DataStage vs. Ab Initio

michaeld · Post by **michaeld** » Tue Dec 22, 2009 4:05 pm

Everybody has been telling me for years that Ab Initio is the best ETL tool. I finally got a chance to use it and it is sweet! From a developers point of view it is much more versatile, intuitive, and stable. You have to do more scripting, but it's simple. I ran a couple of tests to see how it performs. These tests were not run on the same machine (license reasons), but on similar machines. It's true, Ab Initio performs significantly better than DataStage.

DataStage vs AbInitio

Environment:

DataStage 8.1:
OS: Unix AIX
4GB RAM
4 CPU
4 SMP Nodes each on it's own disk.

Ab Initio 2.14:
OS: Unix AIX
4GB RAM
4 CPU
4 SMP Nodes each on it's own disk.

Simple test 1:

Generate 2 data sets / MFS files with 100 million records each. In Data set 1 the key columns takes the values 1 to 100 000 000. In Data set 2 the key columns takes the values 100 000 000 to 1. Other data is random.

schema:

key: decimal 15
data1: string 5
data2: string 5
data3: string 5

Ab Initio: 14 min 01 sec
DataStage: 16 min 28 sec

Simple test 2:

Use these data sets to perform a lookup (stage/component). One data set is the input and the other is the lookup. The target is another data set.

Ab Initio: 5 min 33 sec
DataStage: 21 min 45 sec

michaeld · Post by **michaeld** » Tue Dec 22, 2009 4:12 pm

{
node "node0"
{
fastname "localhost"
pools ""
resource disk "mask/partn/00" {pools ""}
resource disk "mask/partn/01" {pools ""}
resource disk "mask/partn/02" {pools ""}
resource disk "mask/partn/03" {pools ""}
resource scratchdisk "mask/scrtch/00" {pools ""}
resource scratchdisk "mask/scrtch/01" {pools ""}
resource scratchdisk "mask/scrtch/02" {pools ""}
resource scratchdisk "mask/scrtch/03" {pools ""}
}
node "node1"
{
fastname "localhost"
pools ""
resource disk "mask/partn/03" {pools ""}
resource disk "mask/partn/02" {pools ""}
resource disk "mask/partn/01" {pools ""}
resource disk "mask/partn/00" {pools ""}
resource scratchdisk "mask/scrtch/03" {pools ""}
resource scratchdisk "mask/scrtch/02" {pools ""}
resource scratchdisk "mask/scrtch/01" {pools ""}
resource scratchdisk "mask/scrtch/00" {pools ""}
}
node "node2"
{
fastname "localhost"
pools ""
resource disk "mask/partn/01" {pools ""}
resource disk "mask/partn/02" {pools ""}
resource disk "mask/partn/03" {pools ""}
resource disk "mask/partn/00" {pools ""}
resource scratchdisk "mask/scrtch/01" {pools ""}
resource scratchdisk "mask/scrtch/02" {pools ""}
resource scratchdisk "mask/scrtch/03" {pools ""}
resource scratchdisk "mask/scrtch/00" {pools ""}
}
node "node3"
{
fastname "localhost"
pools ""
resource disk "mask/partn/02" {pools ""}
resource disk "mask/partn/03" {pools ""}
resource disk "mask/partn/00" {pools ""}
resource disk "mask/partn/01" {pools ""}
resource scratchdisk "mask/scrtch/02" {pools ""}
resource scratchdisk "mask/scrtch/03" {pools ""}
resource scratchdisk "mask/scrtch/00" {pools ""}
resource scratchdisk "mask/scrtch/01" {pools ""}
}
}

ray.wurlod · Post by **ray.wurlod** » Tue Dec 22, 2009 4:32 pm

Care to include a price comparison?

kduke · Post by **kduke** » Tue Dec 22, 2009 7:30 pm

Anything that runs in less than an hour is not a valid test.
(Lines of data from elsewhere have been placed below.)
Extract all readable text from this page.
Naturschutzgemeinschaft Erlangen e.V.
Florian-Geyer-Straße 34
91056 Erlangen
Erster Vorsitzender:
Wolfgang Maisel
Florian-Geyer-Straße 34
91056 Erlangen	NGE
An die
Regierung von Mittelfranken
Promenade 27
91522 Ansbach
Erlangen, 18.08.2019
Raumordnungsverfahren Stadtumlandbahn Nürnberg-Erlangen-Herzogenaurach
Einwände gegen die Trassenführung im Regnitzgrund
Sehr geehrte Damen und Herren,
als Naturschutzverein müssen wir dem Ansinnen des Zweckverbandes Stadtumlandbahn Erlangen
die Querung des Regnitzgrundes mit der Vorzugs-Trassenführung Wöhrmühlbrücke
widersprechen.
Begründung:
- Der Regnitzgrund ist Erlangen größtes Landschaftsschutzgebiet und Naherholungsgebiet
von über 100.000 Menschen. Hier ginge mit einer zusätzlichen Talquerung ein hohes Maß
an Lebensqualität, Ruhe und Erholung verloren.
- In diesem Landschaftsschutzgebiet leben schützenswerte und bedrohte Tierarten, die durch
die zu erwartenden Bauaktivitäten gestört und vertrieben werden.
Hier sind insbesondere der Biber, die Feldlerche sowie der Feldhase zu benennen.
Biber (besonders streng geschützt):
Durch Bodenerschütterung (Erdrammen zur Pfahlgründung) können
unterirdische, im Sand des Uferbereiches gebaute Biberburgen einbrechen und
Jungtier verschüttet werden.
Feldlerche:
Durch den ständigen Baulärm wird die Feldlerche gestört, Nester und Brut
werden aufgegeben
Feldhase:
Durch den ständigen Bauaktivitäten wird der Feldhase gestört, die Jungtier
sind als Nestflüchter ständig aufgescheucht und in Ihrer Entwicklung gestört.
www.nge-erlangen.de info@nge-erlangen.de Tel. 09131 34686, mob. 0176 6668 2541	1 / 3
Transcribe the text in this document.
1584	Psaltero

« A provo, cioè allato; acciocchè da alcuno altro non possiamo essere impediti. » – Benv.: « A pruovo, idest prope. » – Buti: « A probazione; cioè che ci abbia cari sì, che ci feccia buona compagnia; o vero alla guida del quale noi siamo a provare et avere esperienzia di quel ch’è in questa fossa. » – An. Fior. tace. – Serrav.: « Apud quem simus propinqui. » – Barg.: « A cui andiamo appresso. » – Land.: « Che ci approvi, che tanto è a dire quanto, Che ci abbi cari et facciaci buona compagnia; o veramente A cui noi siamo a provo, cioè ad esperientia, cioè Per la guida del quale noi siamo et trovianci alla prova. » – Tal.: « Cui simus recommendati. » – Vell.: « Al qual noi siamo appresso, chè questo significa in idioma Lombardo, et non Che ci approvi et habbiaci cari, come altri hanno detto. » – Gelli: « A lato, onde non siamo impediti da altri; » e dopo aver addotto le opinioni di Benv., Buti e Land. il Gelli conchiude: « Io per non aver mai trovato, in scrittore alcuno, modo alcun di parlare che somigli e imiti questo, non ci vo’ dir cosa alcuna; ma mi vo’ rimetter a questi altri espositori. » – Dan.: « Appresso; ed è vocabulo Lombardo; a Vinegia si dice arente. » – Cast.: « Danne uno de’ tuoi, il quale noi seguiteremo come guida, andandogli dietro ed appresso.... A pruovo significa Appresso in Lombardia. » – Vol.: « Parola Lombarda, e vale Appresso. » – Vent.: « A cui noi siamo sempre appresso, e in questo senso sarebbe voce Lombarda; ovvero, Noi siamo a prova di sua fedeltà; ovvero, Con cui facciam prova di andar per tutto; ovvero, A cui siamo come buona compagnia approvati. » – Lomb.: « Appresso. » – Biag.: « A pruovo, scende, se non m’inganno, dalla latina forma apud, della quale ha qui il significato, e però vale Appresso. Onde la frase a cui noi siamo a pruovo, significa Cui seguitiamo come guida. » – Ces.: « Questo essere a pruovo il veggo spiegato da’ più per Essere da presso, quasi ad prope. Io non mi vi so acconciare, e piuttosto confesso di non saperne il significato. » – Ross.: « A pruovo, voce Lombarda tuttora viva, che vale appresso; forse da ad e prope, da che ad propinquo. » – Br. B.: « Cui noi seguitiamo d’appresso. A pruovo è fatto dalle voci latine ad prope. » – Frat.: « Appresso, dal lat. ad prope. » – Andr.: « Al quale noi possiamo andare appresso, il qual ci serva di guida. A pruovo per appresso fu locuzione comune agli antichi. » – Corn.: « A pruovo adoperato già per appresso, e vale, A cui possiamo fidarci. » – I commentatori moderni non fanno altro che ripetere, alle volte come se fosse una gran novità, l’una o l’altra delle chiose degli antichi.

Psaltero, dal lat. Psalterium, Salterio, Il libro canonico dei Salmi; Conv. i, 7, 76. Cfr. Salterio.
vmcburney · Post by **vmcburney** » Tue Dec 22, 2009 8:46 pm

You used the wrong stage - a lookup for 100m rows? You've got 4G of RAM not 400G. Use the Join stage. Are both jobs doing the same thing? Is DataStage inserting a tsort automatically or have you got insert sort turned off? Is the data already sorted? How come you only have four nodes for a 4CPU box? Have you tried the same jobs on 16 nodes - you could potential run at least twice as fast. Why are the 4 nodes using the same four disks? Have you tried putting each node on a different disk?

hamzaqk · Post by **hamzaqk** » Wed Dec 23, 2009 1:04 am

I agree. The DS job is not optimized and Lookup stage is def not a stage to be used for so many records. No paritioning ? No sorting of the data ? tsort enforced?
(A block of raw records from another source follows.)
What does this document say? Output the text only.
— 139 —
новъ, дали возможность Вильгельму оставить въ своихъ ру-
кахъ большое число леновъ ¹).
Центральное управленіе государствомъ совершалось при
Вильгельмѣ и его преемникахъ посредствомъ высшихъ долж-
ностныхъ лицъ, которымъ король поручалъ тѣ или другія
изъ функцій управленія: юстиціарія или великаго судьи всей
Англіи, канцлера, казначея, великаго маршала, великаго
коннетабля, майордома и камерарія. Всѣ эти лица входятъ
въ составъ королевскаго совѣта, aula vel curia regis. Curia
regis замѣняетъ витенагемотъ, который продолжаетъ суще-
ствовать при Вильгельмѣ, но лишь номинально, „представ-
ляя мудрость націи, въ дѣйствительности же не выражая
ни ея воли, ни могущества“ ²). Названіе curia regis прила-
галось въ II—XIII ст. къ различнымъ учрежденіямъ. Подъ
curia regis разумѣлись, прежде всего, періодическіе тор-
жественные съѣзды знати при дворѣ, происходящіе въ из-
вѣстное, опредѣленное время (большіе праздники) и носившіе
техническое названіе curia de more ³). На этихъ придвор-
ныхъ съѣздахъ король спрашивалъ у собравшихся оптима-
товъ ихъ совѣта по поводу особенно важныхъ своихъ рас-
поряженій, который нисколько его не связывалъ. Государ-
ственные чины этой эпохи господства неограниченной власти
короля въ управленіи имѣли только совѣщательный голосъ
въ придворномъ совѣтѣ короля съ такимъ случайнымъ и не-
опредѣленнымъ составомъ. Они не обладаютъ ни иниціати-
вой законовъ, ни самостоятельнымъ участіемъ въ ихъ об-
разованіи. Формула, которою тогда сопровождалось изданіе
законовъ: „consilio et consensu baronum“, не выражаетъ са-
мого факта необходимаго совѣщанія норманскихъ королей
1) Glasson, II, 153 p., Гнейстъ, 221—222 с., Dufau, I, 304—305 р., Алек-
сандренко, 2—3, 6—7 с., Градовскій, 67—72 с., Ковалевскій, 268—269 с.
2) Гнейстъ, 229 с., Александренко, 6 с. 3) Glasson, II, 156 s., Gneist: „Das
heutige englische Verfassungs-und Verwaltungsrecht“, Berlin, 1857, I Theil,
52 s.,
And regarding Abinitio. I have done training for both and the architecture of Abinitio is not much different from DS i have seen. Abinitio is file based which generates a C code at the background before actually executing it, which is similar to the DS parallel edition. The degree of parellism can be controled in the same manner as in DS. The components which comes with both tools are almost similar, just with different names. We call it a job they call it a graph etc.
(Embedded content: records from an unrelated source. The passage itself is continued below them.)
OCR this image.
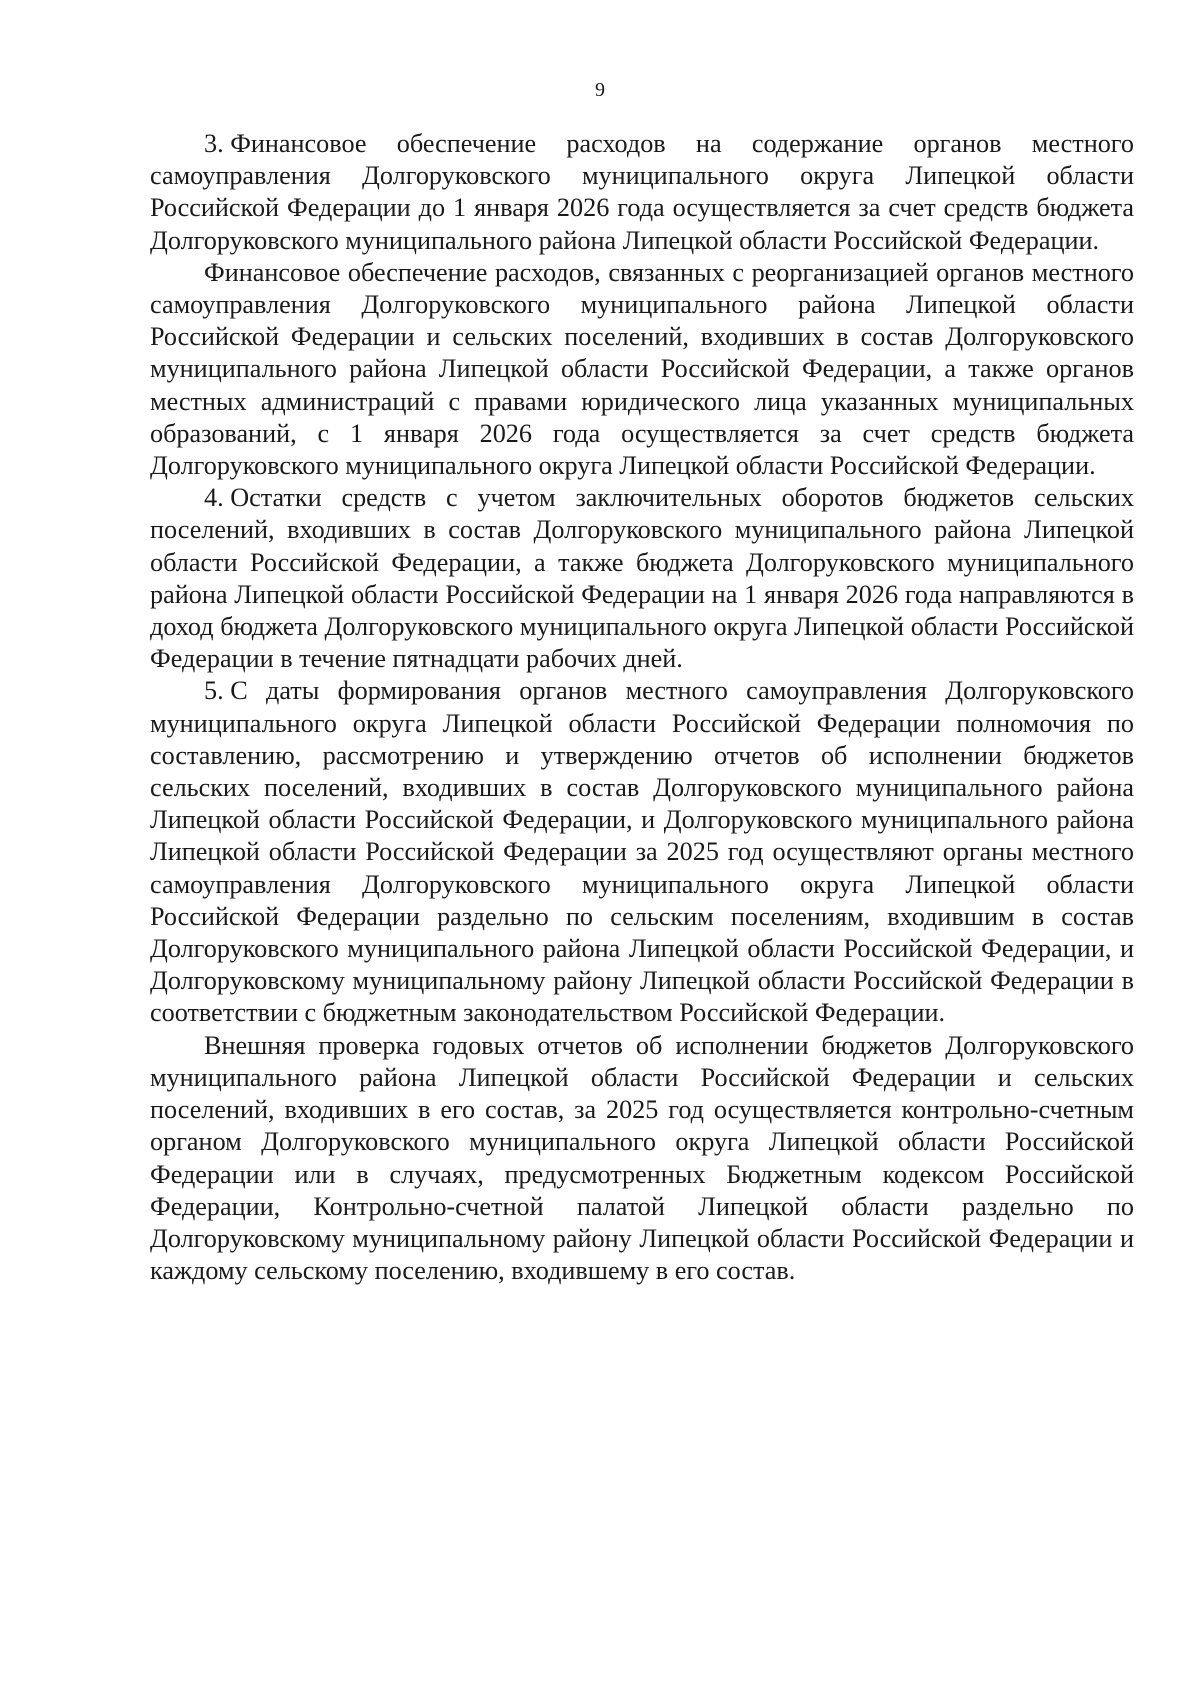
9

3. Финансовое обеспечение расходов на содержание органов местного самоуправления Долгоруковского муниципального округа Липецкой области Российской Федерации до 1 января 2026 года осуществляется за счет средств бюджета Долгоруковского муниципального района Липецкой области Российской Федерации.

Финансовое обеспечение расходов, связанных с реорганизацией органов местного самоуправления Долгоруковского муниципального района Липецкой области Российской Федерации и сельских поселений, входивших в состав Долгоруковского муниципального района Липецкой области Российской Федерации, а также органов местных администраций с правами юридического лица указанных муниципальных образований, с 1 января 2026 года осуществляется за счет средств бюджета Долгоруковского муниципального округа Липецкой области Российской Федерации.

4. Остатки средств с учетом заключительных оборотов бюджетов сельских поселений, входивших в состав Долгоруковского муниципального района Липецкой области Российской Федерации, а также бюджета Долгоруковского муниципального района Липецкой области Российской Федерации на 1 января 2026 года направляются в доход бюджета Долгоруковского муниципального округа Липецкой области Российской Федерации в течение пятнадцати рабочих дней.

5. С даты формирования органов местного самоуправления Долгоруковского муниципального округа Липецкой области Российской Федерации полномочия по составлению, рассмотрению и утверждению отчетов об исполнении бюджетов сельских поселений, входивших в состав Долгоруковского муниципального района Липецкой области Российской Федерации, и Долгоруковского муниципального района Липецкой области Российской Федерации за 2025 год осуществляют органы местного самоуправления Долгоруковского муниципального округа Липецкой области Российской Федерации раздельно по сельским поселениям, входившим в состав Долгоруковского муниципального района Липецкой области Российской Федерации, и Долгоруковскому муниципальному району Липецкой области Российской Федерации в соответствии с бюджетным законодательством Российской Федерации.

Внешняя проверка годовых отчетов об исполнении бюджетов Долгоруковского муниципального района Липецкой области Российской Федерации и сельских поселений, входивших в его состав, за 2025 год осуществляется контрольно-счетным органом Долгоруковского муниципального округа Липецкой области Российской Федерации или в случаях, предусмотренных Бюджетным кодексом Российской Федерации, Контрольно-счетной палатой Липецкой области раздельно по Долгоруковскому муниципальному району Липецкой области Российской Федерации и каждому сельскому поселению, входившему в его состав.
Abinitio is more of a mystery tool for which they do not publish much and it comes with too many restrictions. They also make it a must that an Abinitio consultant from Abinito is present on every site it is installed and while the project runs. The price is ridicuously high as compared to other ETL tools.

They also claim that they can provide you with the entire DWH solution without involving any third party database.

Sainath.Srinivasan · Post by **Sainath.Srinivasan** » Wed Dec 23, 2009 2:59 am

AbInitio generates shell scripts in the background. So the performance gain is from the OS itself.

It will be useful to locate and follow the scripts to see the activities it is using to make it performance efficient.

There is a claim of AbInitio being good for large volume migration and DW loads.

michaeld · Post by **michaeld** » Wed Dec 23, 2009 10:50 am

I know I should use the join stage in a real life scenario, but I'm trying to see which tool can handle large lookups better in a test scenario.

Switching from 4 nodes to 16 node helped a bit, but not even close to 2x.

Here are some more results:

# records: 1 million

1 node (\w disk pool) 00:31
2 node (\w disk pool) 00:18
4 node (\w disk pool) 00:17
4 node (\wo disk pool) 00:17

# records: 10 million

2 node (\w disk pool) 02:38
4 node (\wo disk pool) 02:05
16 node (\wo disk pool) 01:49

Ab Initio 01:22

# records: 100 million

16 node (\wo disk pool) 19:02

* by disk pool I mean each node has all 4 disks in its pool. The order is staggered between nodes.
** without disk pool means 1 isolated disk per node.
*** in 16 node setup 1 disk is shared between 4 nodes since the system only has 4 disks.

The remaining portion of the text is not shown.